Colombo War Memorial
Colombo’s war memorial on Galle Face Green is a slender Lutyens victory column on an undercut base, carved with oak leaves and birds of prey and originally intended to carry a permanent flame, erected in 1923, dismantled during the Second World War as a bombing risk and later re‑erected on a new site with added name tablets.
Description
Lutyens’s war memorial in Colombo, which takes the form of a victory column, deserves to be more widely known. It takes the form of a slender victory column mounted on a typical Lutyens undercut base. Some of the details, such as the oak leaf carving on the shaft and the four birds of prey around the base of the shaft were to appear shortly afterwards in the more well-known Jaipur Column outside the Rashtrapati Bhavan in New Delhi.
Lutyens had originally intended that the top of the column would be a brazier that would be a “column of smoke by day and of fire by night”. His wife, Lady Emily saw it when she stopped in Colombo in 1925 on her way back from Australia: “It looked like the eye of a needle, and I did not like it very much. I understand that it is meant for a flame but without the light it looks very odd”.

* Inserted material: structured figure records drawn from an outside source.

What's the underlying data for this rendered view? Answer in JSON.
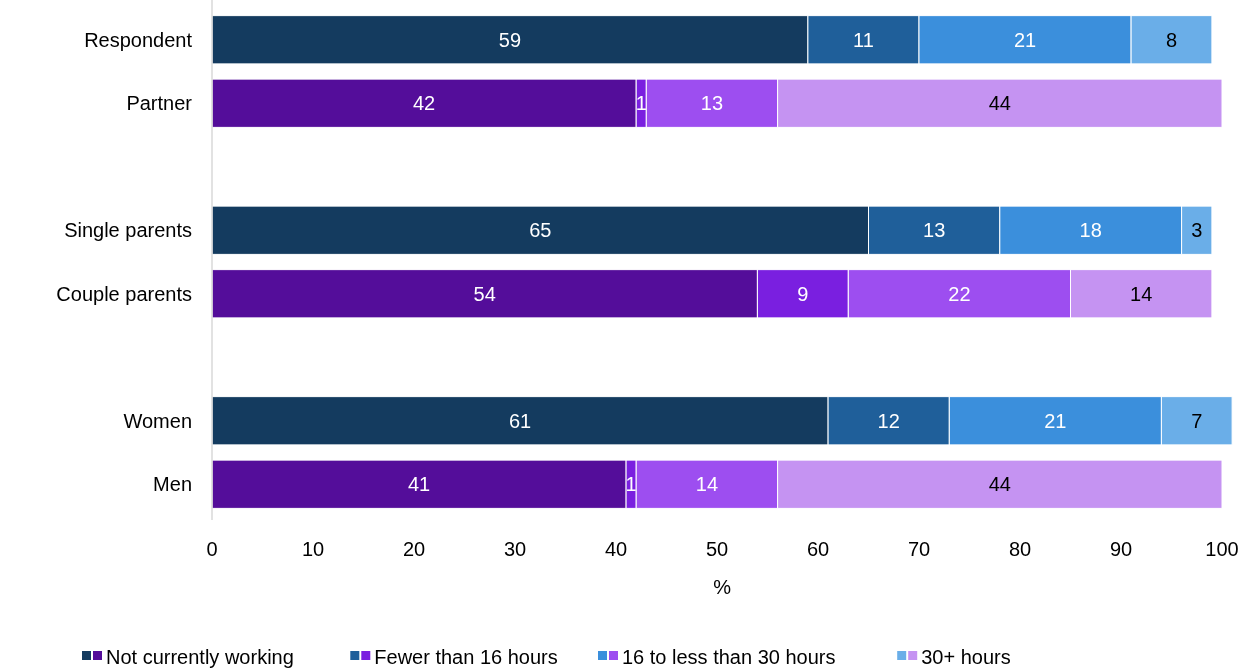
{
  "chart_data": {
    "type": "bar",
    "orientation": "horizontal",
    "stacked": true,
    "xlabel": "%",
    "categories": [
      "Respondent",
      "Partner",
      null,
      "Single parents",
      "Couple parents",
      null,
      "Women",
      "Men"
    ],
    "series": [
      {
        "name": "Not currently working",
        "values": [
          59,
          42,
          null,
          65,
          54,
          null,
          61,
          41
        ],
        "colors": [
          "#143b5f",
          "#540d9a",
          "#143b5f",
          "#143b5f",
          "#540d9a",
          "#540d9a",
          "#143b5f",
          "#540d9a"
        ]
      },
      {
        "name": "Fewer than 16 hours",
        "values": [
          11,
          1,
          null,
          13,
          9,
          null,
          12,
          1
        ],
        "colors": [
          "#1f5f9a",
          "#7a1fe0",
          "#1f5f9a",
          "#1f5f9a",
          "#7a1fe0",
          "#7a1fe0",
          "#1f5f9a",
          "#7a1fe0"
        ]
      },
      {
        "name": "16 to less than 30 hours",
        "values": [
          21,
          13,
          null,
          18,
          22,
          null,
          21,
          14
        ],
        "colors": [
          "#3b8fdc",
          "#9d4ef0",
          "#3b8fdc",
          "#3b8fdc",
          "#9d4ef0",
          "#9d4ef0",
          "#3b8fdc",
          "#9d4ef0"
        ]
      },
      {
        "name": "30+ hours",
        "values": [
          8,
          44,
          null,
          3,
          14,
          null,
          7,
          44
        ],
        "colors": [
          "#6aaee8",
          "#c593f2",
          "#6aaee8",
          "#6aaee8",
          "#c593f2",
          "#c593f2",
          "#6aaee8",
          "#c593f2"
        ]
      }
    ],
    "xlim": [
      0,
      101
    ],
    "xticks": [
      0,
      10,
      20,
      30,
      40,
      50,
      60,
      70,
      80,
      90,
      100
    ],
    "data_labels": true,
    "legend": "bottom",
    "grid": false
  }
}
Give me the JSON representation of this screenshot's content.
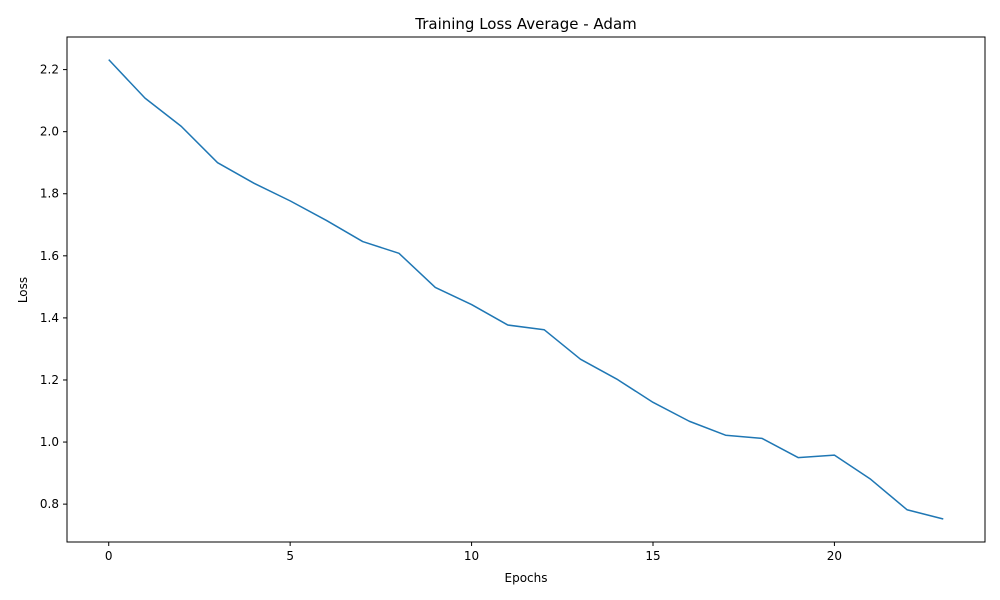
{
  "chart_data": {
    "type": "line",
    "title": "Training Loss Average - Adam",
    "xlabel": "Epochs",
    "ylabel": "Loss",
    "xlim": [
      -1.15,
      24.15
    ],
    "ylim": [
      0.678,
      2.305
    ],
    "xticks": [
      0,
      5,
      10,
      15,
      20
    ],
    "yticks": [
      0.8,
      1.0,
      1.2,
      1.4,
      1.6,
      1.8,
      2.0,
      2.2
    ],
    "grid": false,
    "series": [
      {
        "color": "#1f77b4",
        "x": [
          0,
          1,
          2,
          3,
          4,
          5,
          6,
          7,
          8,
          9,
          10,
          11,
          12,
          13,
          14,
          15,
          16,
          17,
          18,
          19,
          20,
          21,
          22,
          23
        ],
        "y": [
          2.232,
          2.108,
          2.017,
          1.9,
          1.834,
          1.777,
          1.714,
          1.646,
          1.608,
          1.498,
          1.443,
          1.377,
          1.362,
          1.267,
          1.203,
          1.128,
          1.067,
          1.022,
          1.012,
          0.95,
          0.958,
          0.88,
          0.782,
          0.752
        ]
      }
    ]
  }
}
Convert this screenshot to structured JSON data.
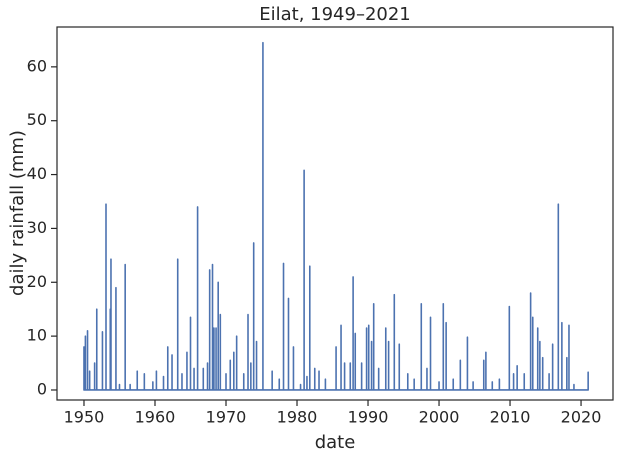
{
  "chart_data": {
    "type": "line",
    "title": "Eilat, 1949–2021",
    "xlabel": "date",
    "ylabel": "daily rainfall (mm)",
    "color": "#4c72b0",
    "x": [
      1950.0,
      1950.0,
      1950.0,
      1950.2,
      1950.2,
      1950.2,
      1950.5,
      1950.5,
      1950.5,
      1950.8,
      1950.8,
      1950.8,
      1951.5,
      1951.5,
      1951.5,
      1951.8,
      1951.8,
      1951.8,
      1952.6,
      1952.6,
      1952.6,
      1953.1,
      1953.1,
      1953.1,
      1953.7,
      1953.7,
      1953.7,
      1953.8,
      1953.8,
      1953.8,
      1954.5,
      1954.5,
      1954.5,
      1955.0,
      1955.0,
      1955.0,
      1955.8,
      1955.8,
      1955.8,
      1956.5,
      1956.5,
      1956.5,
      1957.5,
      1957.5,
      1957.5,
      1958.5,
      1958.5,
      1958.5,
      1959.7,
      1959.7,
      1959.7,
      1960.2,
      1960.2,
      1960.2,
      1961.2,
      1961.2,
      1961.2,
      1961.8,
      1961.8,
      1961.8,
      1962.4,
      1962.4,
      1962.4,
      1963.2,
      1963.2,
      1963.2,
      1963.8,
      1963.8,
      1963.8,
      1964.5,
      1964.5,
      1964.5,
      1965.0,
      1965.0,
      1965.0,
      1965.5,
      1965.5,
      1965.5,
      1966.0,
      1966.0,
      1966.0,
      1966.8,
      1966.8,
      1966.8,
      1967.4,
      1967.4,
      1967.4,
      1967.7,
      1967.7,
      1967.7,
      1968.1,
      1968.1,
      1968.1,
      1968.3,
      1968.3,
      1968.3,
      1968.6,
      1968.6,
      1968.6,
      1968.9,
      1968.9,
      1968.9,
      1969.2,
      1969.2,
      1969.2,
      1970.0,
      1970.0,
      1970.0,
      1970.6,
      1970.6,
      1970.6,
      1971.1,
      1971.1,
      1971.1,
      1971.5,
      1971.5,
      1971.5,
      1972.5,
      1972.5,
      1972.5,
      1973.1,
      1973.1,
      1973.1,
      1973.5,
      1973.5,
      1973.5,
      1973.9,
      1973.9,
      1973.9,
      1974.3,
      1974.3,
      1974.3,
      1975.2,
      1975.2,
      1975.2,
      1976.5,
      1976.5,
      1976.5,
      1977.5,
      1977.5,
      1977.5,
      1978.1,
      1978.1,
      1978.1,
      1978.8,
      1978.8,
      1978.8,
      1979.5,
      1979.5,
      1979.5,
      1980.5,
      1980.5,
      1980.5,
      1981.0,
      1981.0,
      1981.0,
      1981.4,
      1981.4,
      1981.4,
      1981.8,
      1981.8,
      1981.8,
      1982.5,
      1982.5,
      1982.5,
      1983.1,
      1983.1,
      1983.1,
      1984.0,
      1984.0,
      1984.0,
      1985.5,
      1985.5,
      1985.5,
      1986.2,
      1986.2,
      1986.2,
      1986.7,
      1986.7,
      1986.7,
      1987.5,
      1987.5,
      1987.5,
      1987.9,
      1987.9,
      1987.9,
      1988.2,
      1988.2,
      1988.2,
      1989.1,
      1989.1,
      1989.1,
      1989.8,
      1989.8,
      1989.8,
      1990.1,
      1990.1,
      1990.1,
      1990.5,
      1990.5,
      1990.5,
      1990.8,
      1990.8,
      1990.8,
      1991.5,
      1991.5,
      1991.5,
      1992.5,
      1992.5,
      1992.5,
      1992.9,
      1992.9,
      1992.9,
      1993.7,
      1993.7,
      1993.7,
      1994.4,
      1994.4,
      1994.4,
      1995.6,
      1995.6,
      1995.6,
      1996.5,
      1996.5,
      1996.5,
      1997.5,
      1997.5,
      1997.5,
      1998.3,
      1998.3,
      1998.3,
      1998.8,
      1998.8,
      1998.8,
      2000.0,
      2000.0,
      2000.0,
      2000.6,
      2000.6,
      2000.6,
      2001.0,
      2001.0,
      2001.0,
      2002.0,
      2002.0,
      2002.0,
      2003.0,
      2003.0,
      2003.0,
      2004.0,
      2004.0,
      2004.0,
      2004.8,
      2004.8,
      2004.8,
      2006.3,
      2006.3,
      2006.3,
      2006.6,
      2006.6,
      2006.6,
      2007.5,
      2007.5,
      2007.5,
      2008.5,
      2008.5,
      2008.5,
      2009.9,
      2009.9,
      2009.9,
      2010.5,
      2010.5,
      2010.5,
      2011.0,
      2011.0,
      2011.0,
      2012.0,
      2012.0,
      2012.0,
      2012.9,
      2012.9,
      2012.9,
      2013.2,
      2013.2,
      2013.2,
      2013.9,
      2013.9,
      2013.9,
      2014.2,
      2014.2,
      2014.2,
      2014.6,
      2014.6,
      2014.6,
      2015.5,
      2015.5,
      2015.5,
      2016.0,
      2016.0,
      2016.0,
      2016.8,
      2016.8,
      2016.8,
      2017.3,
      2017.3,
      2017.3,
      2018.0,
      2018.0,
      2018.0,
      2018.3,
      2018.3,
      2018.3,
      2019.0,
      2019.0,
      2019.0,
      2021.0,
      2021.0,
      2021.0
    ],
    "values": [
      0,
      8,
      0,
      0,
      10,
      0,
      0,
      11,
      0,
      0,
      3.5,
      0,
      0,
      5,
      0,
      0,
      15,
      0,
      0,
      10.8,
      0,
      0,
      34.5,
      0,
      0,
      15,
      0,
      0,
      24.3,
      0,
      0,
      19,
      0,
      0,
      1,
      0,
      0,
      23.3,
      0,
      0,
      1,
      0,
      0,
      3.5,
      0,
      0,
      3,
      0,
      0,
      1.5,
      0,
      0,
      3.5,
      0,
      0,
      2.5,
      0,
      0,
      8,
      0,
      0,
      6.5,
      0,
      0,
      24.3,
      0,
      0,
      3,
      0,
      0,
      7,
      0,
      0,
      13.5,
      0,
      0,
      4,
      0,
      0,
      34,
      0,
      0,
      4,
      0,
      0,
      5,
      0,
      0,
      22.3,
      0,
      0,
      23.3,
      0,
      0,
      11.5,
      0,
      0,
      11.5,
      0,
      0,
      20,
      0,
      0,
      14,
      0,
      0,
      3,
      0,
      0,
      5.5,
      0,
      0,
      7,
      0,
      0,
      10,
      0,
      0,
      3,
      0,
      0,
      14,
      0,
      0,
      5,
      0,
      0,
      27.3,
      0,
      0,
      9,
      0,
      0,
      64.5,
      0,
      0,
      3.5,
      0,
      0,
      2,
      0,
      0,
      23.5,
      0,
      0,
      17,
      0,
      0,
      8,
      0,
      0,
      1,
      0,
      0,
      40.8,
      0,
      0,
      2.5,
      0,
      0,
      23,
      0,
      0,
      4,
      0,
      0,
      3.5,
      0,
      0,
      2,
      0,
      0,
      8,
      0,
      0,
      12,
      0,
      0,
      5,
      0,
      0,
      5,
      0,
      0,
      21,
      0,
      0,
      10.5,
      0,
      0,
      5,
      0,
      0,
      11.5,
      0,
      0,
      12,
      0,
      0,
      9,
      0,
      0,
      16,
      0,
      0,
      4,
      0,
      0,
      11.5,
      0,
      0,
      9,
      0,
      0,
      17.7,
      0,
      0,
      8.5,
      0,
      0,
      3,
      0,
      0,
      2,
      0,
      0,
      16,
      0,
      0,
      4,
      0,
      0,
      13.5,
      0,
      0,
      1.5,
      0,
      0,
      16,
      0,
      0,
      12.5,
      0,
      0,
      2,
      0,
      0,
      5.5,
      0,
      0,
      9.8,
      0,
      0,
      1.5,
      0,
      0,
      5.5,
      0,
      0,
      7,
      0,
      0,
      1.5,
      0,
      0,
      2,
      0,
      0,
      15.5,
      0,
      0,
      3,
      0,
      0,
      4.5,
      0,
      0,
      3,
      0,
      0,
      18,
      0,
      0,
      13.5,
      0,
      0,
      11.5,
      0,
      0,
      9,
      0,
      0,
      6,
      0,
      0,
      3,
      0,
      0,
      8.5,
      0,
      0,
      34.5,
      0,
      0,
      12.5,
      0,
      0,
      6,
      0,
      0,
      12,
      0,
      0,
      1,
      0,
      0,
      3.3,
      0
    ],
    "xlim": [
      1946.2,
      2024.5
    ],
    "ylim": [
      -1.86,
      67.4
    ],
    "xticks": [
      1950,
      1960,
      1970,
      1980,
      1990,
      2000,
      2010,
      2020
    ],
    "yticks": [
      0,
      10,
      20,
      30,
      40,
      50,
      60
    ]
  }
}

The memorial, located on Galle Face Green, was unveiled by the Governor, Sir William Manning on 23 October 1923. However with the advent of World War Two it was dismantled because it was felt that it would be a bombing target for Japanese aircraft. The memorial was re-erected on a new site and the peristyle incorporating tablets with the names of the later dead (not by Lutyens) was then added.